Pewnego dnia członkowie sekty stwierdzili, że Michela jest gotowa na to, by stać się kapłanką. By mogło to nastąpić, nakazano jej zamordować Chiarę Amirante – założycielkę wspólnoty katolickiej Nowe Horyzonty. Morderstwa miała dokonać na początku stycznia, bowiem wtedy przypadało Święto Ofiarowania Pańskiego. Dzień, który odmienił życie kobiety:
– Moje narodzenie nastąpiło w 1997 roku. Kiedy w takim momencie w desperacji, bólu, właściwie szaleństwa (byłam przez dwa lata członkinią sekcji satanistycznej), to właśnie tego roku spotkałam Chiarę Amirante. Kobieta ta właściwie poświęciła swoje życie, aby zajmować się młodzieżą, która nie doświadczyła miłości Pana Boga. Kiedy właśnie Chiara mnie objęła, doświadczyłam w tym momencie miłości Pana Boga. I od tej chwili począł się taki proces wewnętrznego uzdrawiania mnie. Nie było to łatwe. Wymagałam właściwie uzdrowienia na poziomie duchowym, ale i również psychologicznym. I myślę, że pierwsze takie prawdziwe narodzenie dokonało się 27 stycznia 1997 roku. Bo to, co zaszło w moim życiu, podlegało ekskomunice, a to oznaczało, że nie mogłem przystępować do sakramentów świętych, a z drugiej strony bałam się o swoje życie, bo ci sekty, do której przynależałam, gdyby mnie odnaleźli, to by mnie na pewno zabili, a wówczas utraciłabym swoją duszę. Właśnie zawdzięczam to postawie księdza biskupa Bocaccio, który był odpowiedzialny w Rzymie za pewne udziały. On zachęcił, żebym opisała całe moje życie. mojej obecności w tej sekcie i właśnie przekazał ten list do Kongregacji ds. Nauki Wiary.

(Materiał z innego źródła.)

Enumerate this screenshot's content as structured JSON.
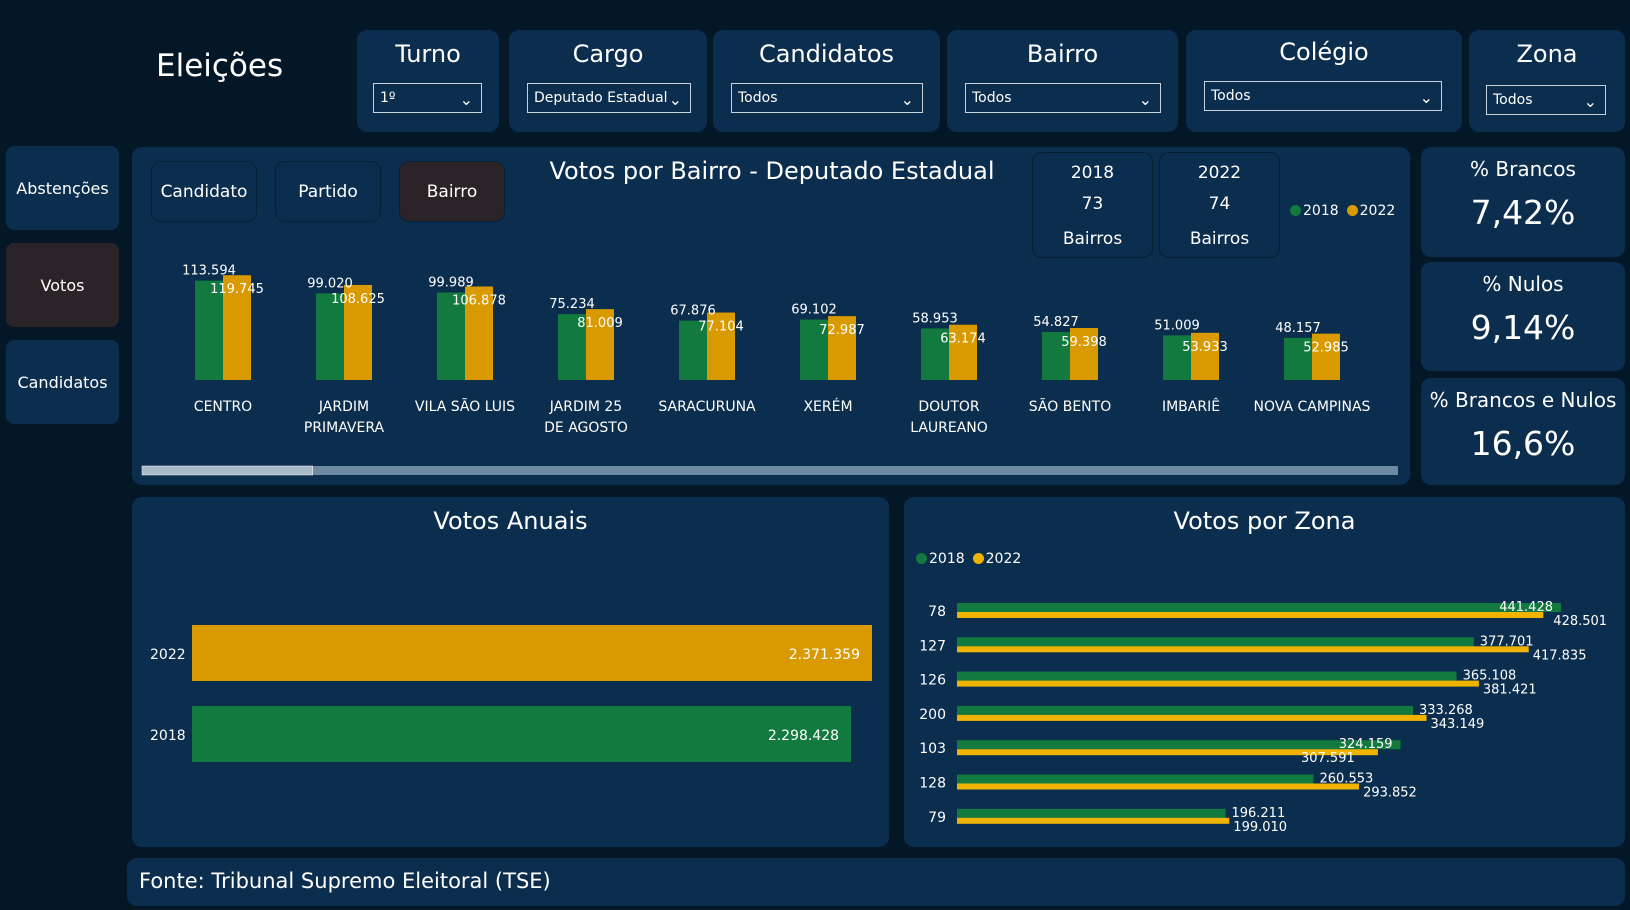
{
  "app_title": "Eleições",
  "colors": {
    "green": "#127a3e",
    "gold": "#d89a00",
    "gold_line": "#f0b400",
    "panel": "#0b2d4e",
    "background": "#041727"
  },
  "filters": [
    {
      "label": "Turno",
      "value": "1º"
    },
    {
      "label": "Cargo",
      "value": "Deputado Estadual"
    },
    {
      "label": "Candidatos",
      "value": "Todos"
    },
    {
      "label": "Bairro",
      "value": "Todos"
    },
    {
      "label": "Colégio",
      "value": "Todos"
    },
    {
      "label": "Zona",
      "value": "Todos"
    }
  ],
  "nav": [
    {
      "label": "Abstenções",
      "active": false
    },
    {
      "label": "Votos",
      "active": true
    },
    {
      "label": "Candidatos",
      "active": false
    }
  ],
  "segments": [
    {
      "label": "Candidato",
      "active": false
    },
    {
      "label": "Partido",
      "active": false
    },
    {
      "label": "Bairro",
      "active": true
    }
  ],
  "cards": [
    {
      "year": "2018",
      "count": "73",
      "caption": "Bairros"
    },
    {
      "year": "2022",
      "count": "74",
      "caption": "Bairros"
    }
  ],
  "kpis": [
    {
      "label": "% Brancos",
      "value": "7,42%"
    },
    {
      "label": "% Nulos",
      "value": "9,14%"
    },
    {
      "label": "% Brancos e Nulos",
      "value": "16,6%"
    }
  ],
  "footer": "Fonte: Tribunal Supremo Eleitoral (TSE)",
  "chart_data": [
    {
      "type": "bar",
      "title": "Votos por Bairro - Deputado Estadual",
      "legend": [
        "2018",
        "2022"
      ],
      "legend_position": "top-right",
      "scroll_position": 0.12,
      "categories": [
        "CENTRO",
        "JARDIM PRIMAVERA",
        "VILA SÃO LUIS",
        "JARDIM 25 DE AGOSTO",
        "SARACURUNA",
        "XERÉM",
        "DOUTOR LAUREANO",
        "SÃO BENTO",
        "IMBARIÊ",
        "NOVA CAMPINAS"
      ],
      "series": [
        {
          "name": "2018",
          "values": [
            113594,
            99020,
            99989,
            75234,
            67876,
            69102,
            58953,
            54827,
            51009,
            48157
          ],
          "labels": [
            "113.594",
            "99.020",
            "99.989",
            "75.234",
            "67.876",
            "69.102",
            "58.953",
            "54.827",
            "51.009",
            "48.157"
          ]
        },
        {
          "name": "2022",
          "values": [
            119745,
            108625,
            106878,
            81009,
            77104,
            72987,
            63174,
            59398,
            53933,
            52985
          ],
          "labels": [
            "119.745",
            "108.625",
            "106.878",
            "81.009",
            "77.104",
            "72.987",
            "63.174",
            "59.398",
            "53.933",
            "52.985"
          ]
        }
      ]
    },
    {
      "type": "bar",
      "orientation": "horizontal",
      "title": "Votos Anuais",
      "categories": [
        "2022",
        "2018"
      ],
      "values": [
        2371359,
        2298428
      ],
      "labels": [
        "2.371.359",
        "2.298.428"
      ]
    },
    {
      "type": "bar",
      "orientation": "horizontal",
      "title": "Votos por Zona",
      "legend": [
        "2018",
        "2022"
      ],
      "legend_position": "top-left",
      "categories": [
        "78",
        "127",
        "126",
        "200",
        "103",
        "128",
        "79"
      ],
      "series": [
        {
          "name": "2018",
          "values": [
            441428,
            377701,
            365108,
            333268,
            324159,
            260553,
            196211
          ],
          "labels": [
            "441.428",
            "377.701",
            "365.108",
            "333.268",
            "324.159",
            "260.553",
            "196.211"
          ]
        },
        {
          "name": "2022",
          "values": [
            428501,
            417835,
            381421,
            343149,
            307591,
            293852,
            199010
          ],
          "labels": [
            "428.501",
            "417.835",
            "381.421",
            "343.149",
            "307.591",
            "293.852",
            "199.010"
          ]
        }
      ]
    }
  ]
}
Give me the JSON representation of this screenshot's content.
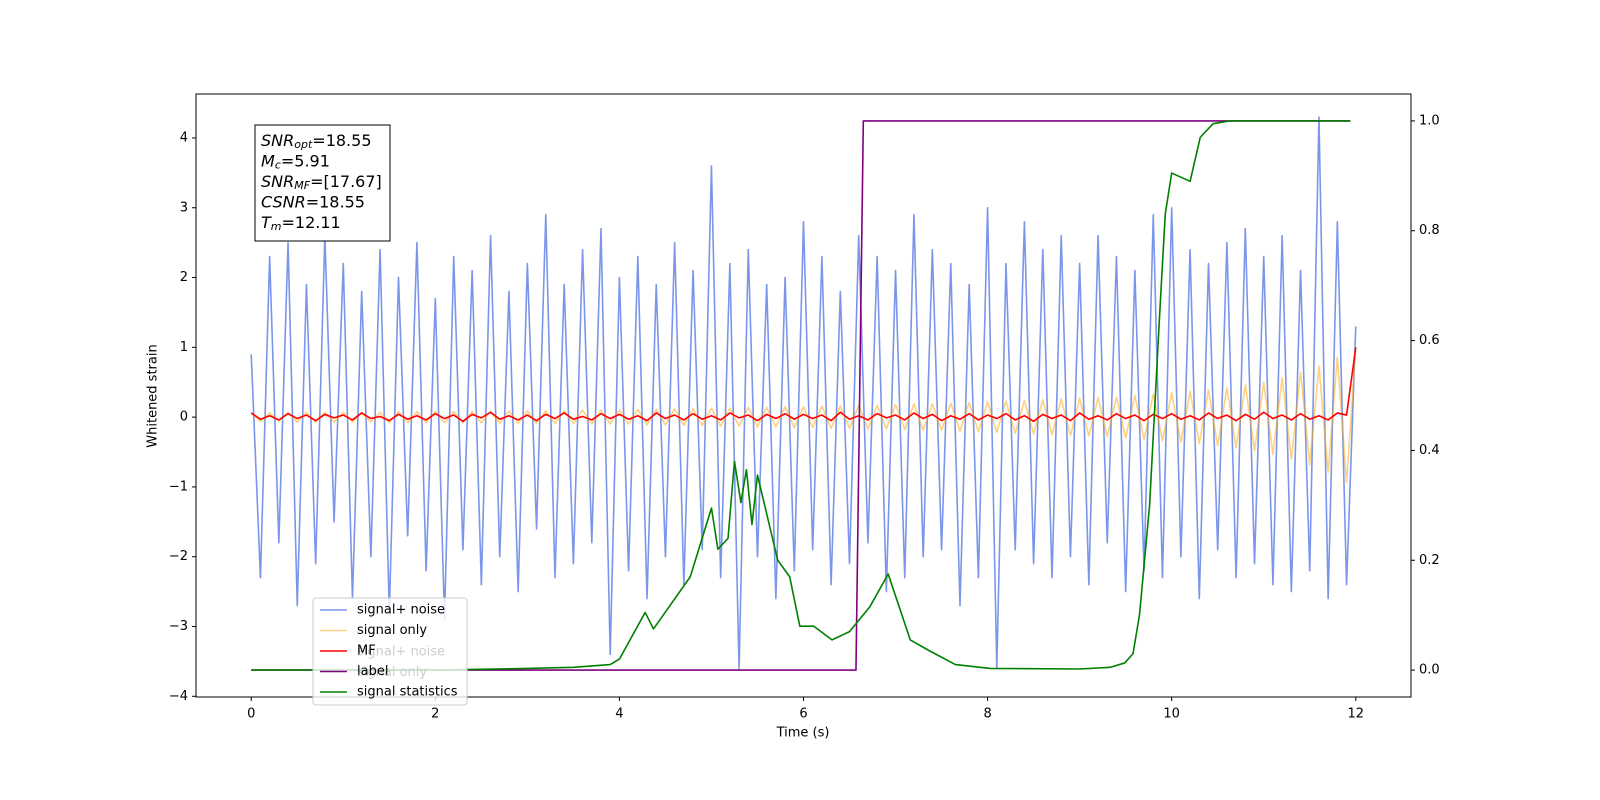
{
  "chart_data": {
    "type": "line",
    "xlabel": "Time (s)",
    "ylabel": "Whitened strain",
    "xlim": [
      -0.6,
      12.6
    ],
    "ylim": [
      -4.01,
      4.63
    ],
    "y2lim": [
      -0.049,
      1.049
    ],
    "xticks": [
      0,
      2,
      4,
      6,
      8,
      10,
      12
    ],
    "yticks": [
      {
        "value": -4,
        "label": "−4"
      },
      {
        "value": -3,
        "label": "−3"
      },
      {
        "value": -2,
        "label": "−2"
      },
      {
        "value": -1,
        "label": "−1"
      },
      0,
      1,
      2,
      3,
      4
    ],
    "y2ticks": [
      {
        "value": 0,
        "label": "0.0"
      },
      0.2,
      0.4,
      0.6,
      0.8,
      {
        "value": 1,
        "label": "1.0"
      }
    ],
    "legend": "lower left",
    "ghost_legend": [
      "signal+ noise",
      "signal only"
    ],
    "textbox": [
      {
        "main": "SNR",
        "sub": "opt",
        "value": "=18.55"
      },
      {
        "main": "M",
        "sub": "c",
        "value": "=5.91"
      },
      {
        "main": "SNR",
        "sub": "MF",
        "value": "=[17.67]"
      },
      {
        "main": "CSNR",
        "sub": null,
        "value": "=18.55"
      },
      {
        "main": "T",
        "sub": "m",
        "value": "=12.11"
      }
    ],
    "x": [
      0,
      0.1,
      0.2,
      0.3,
      0.4,
      0.5,
      0.6,
      0.7,
      0.8,
      0.9,
      1,
      1.1,
      1.2,
      1.3,
      1.4,
      1.5,
      1.6,
      1.7,
      1.8,
      1.9,
      2,
      2.1,
      2.2,
      2.3,
      2.4,
      2.5,
      2.6,
      2.7,
      2.8,
      2.9,
      3,
      3.1,
      3.2,
      3.3,
      3.4,
      3.5,
      3.6,
      3.7,
      3.8,
      3.9,
      4,
      4.1,
      4.2,
      4.3,
      4.4,
      4.5,
      4.6,
      4.7,
      4.8,
      4.9,
      5,
      5.1,
      5.2,
      5.3,
      5.4,
      5.5,
      5.6,
      5.7,
      5.8,
      5.9,
      6,
      6.1,
      6.2,
      6.3,
      6.4,
      6.5,
      6.6,
      6.7,
      6.8,
      6.9,
      7,
      7.1,
      7.2,
      7.3,
      7.4,
      7.5,
      7.6,
      7.7,
      7.8,
      7.9,
      8,
      8.1,
      8.2,
      8.3,
      8.4,
      8.5,
      8.6,
      8.7,
      8.8,
      8.9,
      9,
      9.1,
      9.2,
      9.3,
      9.4,
      9.5,
      9.6,
      9.7,
      9.8,
      9.9,
      10,
      10.1,
      10.2,
      10.3,
      10.4,
      10.5,
      10.6,
      10.7,
      10.8,
      10.9,
      11,
      11.1,
      11.2,
      11.3,
      11.4,
      11.5,
      11.6,
      11.7,
      11.8,
      11.9,
      12
    ],
    "series": [
      {
        "name": "signal+ noise",
        "color": "#4169e1",
        "alpha": 0.7,
        "axis": "y",
        "values": [
          0.9,
          -2.3,
          2.3,
          -1.8,
          2.5,
          -2.7,
          1.9,
          -2.1,
          2.6,
          -1.5,
          2.2,
          -2.6,
          1.8,
          -2.0,
          2.4,
          -2.8,
          2.0,
          -1.7,
          2.5,
          -2.2,
          1.7,
          -2.9,
          2.3,
          -1.9,
          2.1,
          -2.4,
          2.6,
          -2.0,
          1.8,
          -2.5,
          2.2,
          -1.6,
          2.9,
          -2.3,
          1.9,
          -2.1,
          2.4,
          -1.8,
          2.7,
          -3.4,
          2.0,
          -2.2,
          2.3,
          -2.6,
          1.9,
          -2.0,
          2.5,
          -2.4,
          2.1,
          -1.9,
          3.6,
          -2.3,
          2.2,
          -3.6,
          2.4,
          -2.0,
          1.9,
          -2.6,
          2.0,
          -2.2,
          2.8,
          -1.9,
          2.3,
          -2.4,
          1.8,
          -2.1,
          2.6,
          -1.8,
          2.3,
          -2.5,
          2.1,
          -2.3,
          2.9,
          -2.0,
          2.4,
          -1.9,
          2.2,
          -2.7,
          1.9,
          -2.3,
          3.0,
          -3.6,
          2.2,
          -1.9,
          2.8,
          -2.1,
          2.4,
          -2.3,
          2.6,
          -2.0,
          2.2,
          -2.4,
          2.6,
          -1.8,
          2.3,
          -2.5,
          2.1,
          -2.2,
          2.9,
          -2.3,
          3.0,
          -2.0,
          2.4,
          -2.6,
          2.2,
          -1.9,
          2.5,
          -2.3,
          2.7,
          -2.1,
          2.3,
          -2.4,
          2.6,
          -2.5,
          2.1,
          -2.2,
          4.3,
          -2.6,
          2.8,
          -2.4,
          1.3
        ]
      },
      {
        "name": "signal only",
        "color": "#ffa500",
        "alpha": 0.5,
        "axis": "y",
        "values": [
          0.06,
          -0.06,
          0.06,
          -0.06,
          0.07,
          -0.07,
          0.07,
          -0.07,
          0.07,
          -0.07,
          0.07,
          -0.07,
          0.07,
          -0.07,
          0.07,
          -0.08,
          0.08,
          -0.08,
          0.08,
          -0.08,
          0.08,
          -0.08,
          0.08,
          -0.08,
          0.08,
          -0.08,
          0.08,
          -0.09,
          0.09,
          -0.09,
          0.09,
          -0.09,
          0.09,
          -0.09,
          0.09,
          -0.09,
          0.1,
          -0.1,
          0.1,
          -0.1,
          0.1,
          -0.1,
          0.11,
          -0.11,
          0.11,
          -0.11,
          0.12,
          -0.12,
          0.12,
          -0.12,
          0.13,
          -0.13,
          0.13,
          -0.13,
          0.14,
          -0.14,
          0.14,
          -0.14,
          0.15,
          -0.15,
          0.15,
          -0.15,
          0.16,
          -0.16,
          0.16,
          -0.16,
          0.17,
          -0.17,
          0.17,
          -0.17,
          0.18,
          -0.18,
          0.19,
          -0.19,
          0.19,
          -0.19,
          0.2,
          -0.2,
          0.21,
          -0.21,
          0.22,
          -0.22,
          0.23,
          -0.23,
          0.24,
          -0.24,
          0.25,
          -0.25,
          0.26,
          -0.26,
          0.27,
          -0.27,
          0.28,
          -0.28,
          0.29,
          -0.3,
          0.31,
          -0.32,
          0.33,
          -0.34,
          0.35,
          -0.36,
          0.37,
          -0.38,
          0.39,
          -0.41,
          0.42,
          -0.44,
          0.46,
          -0.48,
          0.5,
          -0.53,
          0.56,
          -0.6,
          0.64,
          -0.68,
          0.73,
          -0.79,
          0.86,
          -0.94,
          1.0
        ]
      },
      {
        "name": "MF",
        "color": "#ff0000",
        "alpha": 1,
        "axis": "y",
        "values": [
          0.06,
          -0.03,
          0.02,
          -0.04,
          0.05,
          -0.02,
          0.03,
          -0.05,
          0.04,
          -0.01,
          0.03,
          -0.04,
          0.06,
          -0.02,
          0.01,
          -0.05,
          0.04,
          -0.03,
          0.02,
          -0.04,
          0.05,
          -0.02,
          0.03,
          -0.06,
          0.04,
          -0.01,
          0.07,
          -0.03,
          0.02,
          -0.04,
          0.03,
          -0.05,
          0.04,
          -0.02,
          0.06,
          -0.03,
          0.01,
          -0.04,
          0.05,
          -0.02,
          0.04,
          -0.03,
          0.02,
          -0.05,
          0.06,
          -0.02,
          0.03,
          -0.04,
          0.05,
          -0.03,
          0.02,
          -0.04,
          0.06,
          -0.01,
          0.03,
          -0.05,
          0.04,
          -0.02,
          0.05,
          -0.03,
          0.04,
          -0.02,
          0.03,
          -0.05,
          0.07,
          -0.03,
          0.02,
          -0.04,
          0.05,
          -0.01,
          0.03,
          -0.04,
          0.06,
          -0.02,
          0.04,
          -0.05,
          0.02,
          -0.03,
          0.05,
          -0.04,
          0.03,
          -0.02,
          0.05,
          -0.04,
          0.02,
          -0.06,
          0.04,
          -0.02,
          0.03,
          -0.05,
          0.06,
          -0.03,
          0.02,
          -0.04,
          0.05,
          -0.02,
          0.03,
          -0.05,
          0.04,
          -0.02,
          0.05,
          -0.03,
          0.02,
          -0.04,
          0.06,
          -0.02,
          0.03,
          -0.05,
          0.04,
          -0.03,
          0.07,
          -0.02,
          0.03,
          -0.04,
          0.05,
          -0.03,
          0.02,
          -0.04,
          0.06,
          0.03,
          1.0
        ]
      },
      {
        "name": "label",
        "color": "#800080",
        "alpha": 1,
        "axis": "y2",
        "x": [
          0,
          6.57,
          6.65,
          11.94
        ],
        "values": [
          0,
          0,
          1,
          1
        ]
      },
      {
        "name": "signal statistics",
        "color": "#008000",
        "alpha": 1,
        "axis": "y2",
        "x": [
          0,
          1,
          2,
          3,
          3.5,
          3.9,
          4.0,
          4.28,
          4.37,
          4.77,
          5.0,
          5.07,
          5.18,
          5.25,
          5.32,
          5.38,
          5.44,
          5.5,
          5.72,
          5.85,
          5.96,
          6.11,
          6.31,
          6.5,
          6.72,
          6.92,
          7.16,
          7.37,
          7.65,
          8.03,
          9.0,
          9.33,
          9.49,
          9.58,
          9.65,
          9.76,
          9.87,
          9.93,
          10.0,
          10.2,
          10.31,
          10.45,
          10.63,
          11.94
        ],
        "values": [
          0,
          0,
          0,
          0.003,
          0.005,
          0.01,
          0.02,
          0.105,
          0.075,
          0.17,
          0.295,
          0.22,
          0.24,
          0.38,
          0.305,
          0.365,
          0.265,
          0.355,
          0.2,
          0.17,
          0.08,
          0.08,
          0.055,
          0.07,
          0.115,
          0.175,
          0.055,
          0.035,
          0.01,
          0.003,
          0.002,
          0.005,
          0.013,
          0.03,
          0.1,
          0.3,
          0.65,
          0.83,
          0.905,
          0.89,
          0.97,
          0.995,
          1.0,
          1.0
        ]
      }
    ]
  }
}
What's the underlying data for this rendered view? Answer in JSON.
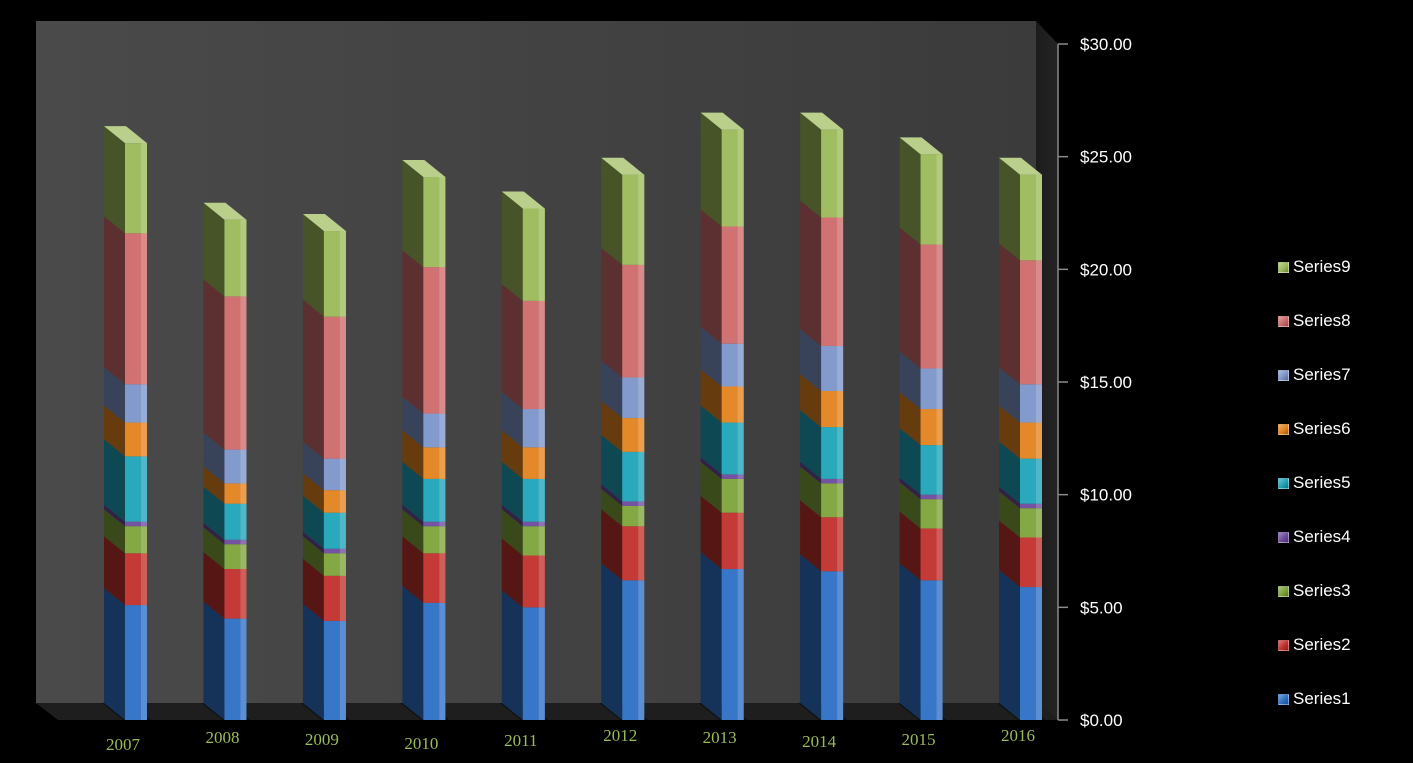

Na list Angeli Calcagno odpowiedział prefekt Konfregacji ds. Nauki Wiary, a późniejszy papież – Benedykt XVI:
– Po dwóch dniach otrzymałam odpowiedź od kardynała Ratzingera. Tam było napisane, że dzisiaj Kościół raduje się, świętuje, bo jego dziecko powróciło do domu. I właśnie dzięki temu szczególnemu pozwoleniu mogłam przystąpić do Komunii świętej we wspólnocie Sióstr Matki Teresy i w jej obecności oddać moje życie Pan Bogu. Moment 27 stycznia 1997 roku był początkiem mojego pierwszego narodzenia.
Spotkanie z Angelą Calcagno zorganizowane zostało przez Edycję Świętego Pawła. Po spotkaniu można było nabyć książki autorki wraz z dedykacją.